No logs to process: No Snowplow enriched stream logs to process since last run

We are running Snowplow R116 Madara Rider and we are happy with snowplow. We rarely face issues until today :slight_smile:

Issue
We followed the recovery steps for enrich mode, starting from 1.
However when looking at the steps logs in fargate, we are not able to figure out why can’t we recover it.

Hence no EMR is trigerred.

We have both enriched/good/ and shredded/good empty.

What could we do better in order to resolve the problem?
Thank you!

@Sebastian_Villarroel, it is not clear to me how Fargete is related to EmrEtlRunner job.
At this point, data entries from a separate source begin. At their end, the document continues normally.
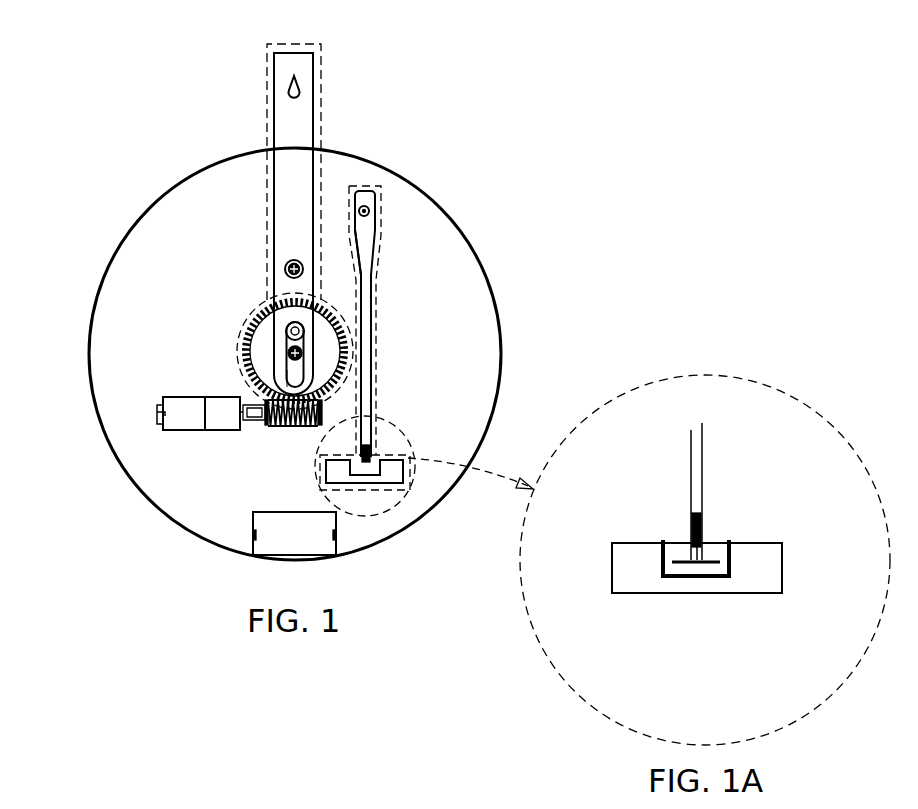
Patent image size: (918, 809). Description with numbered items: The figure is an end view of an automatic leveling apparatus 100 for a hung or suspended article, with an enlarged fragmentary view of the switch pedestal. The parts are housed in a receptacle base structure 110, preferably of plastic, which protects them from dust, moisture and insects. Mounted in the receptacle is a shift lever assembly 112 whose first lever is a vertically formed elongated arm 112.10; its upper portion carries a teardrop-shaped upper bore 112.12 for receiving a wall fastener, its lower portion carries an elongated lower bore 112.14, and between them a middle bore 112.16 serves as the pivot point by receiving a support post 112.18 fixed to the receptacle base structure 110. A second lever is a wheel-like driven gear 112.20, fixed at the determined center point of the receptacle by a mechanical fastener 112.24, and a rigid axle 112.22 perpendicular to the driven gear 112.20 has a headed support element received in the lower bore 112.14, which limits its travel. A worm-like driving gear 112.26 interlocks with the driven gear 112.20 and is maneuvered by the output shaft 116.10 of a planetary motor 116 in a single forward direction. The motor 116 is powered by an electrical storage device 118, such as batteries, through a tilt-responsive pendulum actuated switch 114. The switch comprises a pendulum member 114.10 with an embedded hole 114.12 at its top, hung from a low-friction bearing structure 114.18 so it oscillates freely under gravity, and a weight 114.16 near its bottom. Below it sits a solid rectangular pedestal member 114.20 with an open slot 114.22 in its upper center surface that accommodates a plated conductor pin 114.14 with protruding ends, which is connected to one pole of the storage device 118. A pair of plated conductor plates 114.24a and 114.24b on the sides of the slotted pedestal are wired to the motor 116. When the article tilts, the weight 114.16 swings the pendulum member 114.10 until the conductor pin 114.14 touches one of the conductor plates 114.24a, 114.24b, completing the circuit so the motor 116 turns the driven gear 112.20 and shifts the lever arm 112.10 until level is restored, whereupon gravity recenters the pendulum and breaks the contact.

In FIG. 1, the automatic leveling apparatus 100 is at (82, 118).
In FIG. 1, the receptacle base structure 110 is at (152, 199).
In FIG. 1, the shift lever assembly 112 is at (323, 45).
In FIG. 1, the elongated arm 112.10 is at (275, 76).
In FIG. 1, the upper bore 112.12 is at (300, 90).
In FIG. 1, the elongated lower bore 112.14 is at (286, 386).
In FIG. 1, the middle bore 112.16 is at (285, 269).
In FIG. 1, the support post 112.18 is at (292, 262).
In FIG. 1, the wheel-like driven gear 112.20 is at (245, 320).
In FIG. 1, the rigid axle 112.22 is at (306, 333).
In FIG. 1, the mechanical fastener 112.24 is at (288, 353).
In FIG. 1, the worm-like driving gear 112.26 is at (320, 410).
In FIG. 1, the pendulum actuated switch 114 is at (377, 197).
In FIG. 1, the pendulum member 114.10 is at (372, 300).
In FIG. 1, the embedded hole 114.12 is at (370, 214).
In FIG. 1A, the conductor pin 114.14 is at (700, 567).
In FIG. 1A, the weight 114.16 is at (692, 527).
In FIG. 1, the bearing structure 114.18 is at (366, 206).
In FIG. 1A, the pedestal member 114.20 is at (762, 594).
In FIG. 1A, the open slot 114.22 is at (715, 548).
In FIG. 1A, the conductor plate 114.24a is at (662, 555).
In FIG. 1A, the conductor plate 114.24b is at (730, 560).
In FIG. 1, the planetary motor 116 is at (170, 428).
In FIG. 1, the output shaft 116.10 is at (262, 425).
In FIG. 1, the electrical storage device 118 is at (255, 540).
Before following the recovery steps for the batch job you need to investigate the failure reason. The EmrEtlRunner has its own logs that should clarify what step the failure took place at. Based on the failure and the current batch pipeline status you would pick the appropriate recovery step. You would run the recovery from step 1 if the EER job failed at staging step and no files have been moved to the enriched:good bucket (all the output buckets are empty).

Thus, the questions are

  1. At what step the EER failed initially?
  2. What logs EER produced?
  3. What is the status of the buckets involved in the batch job?

The logs you show in the screenshot indicate that there are no enriched stream data. It sounds that you might be approaching this issue from the wrong side. Do you mean to say that EER job is not running because there are no data in enriched:stream bucket? In that case, you need to look for the reason upstream - your real-time pipeline, not batch.

1 Like

Hello! Thanks for the hint. Actually we figure out that the container which writes data from the kinesis stream to s3 stopped writing data.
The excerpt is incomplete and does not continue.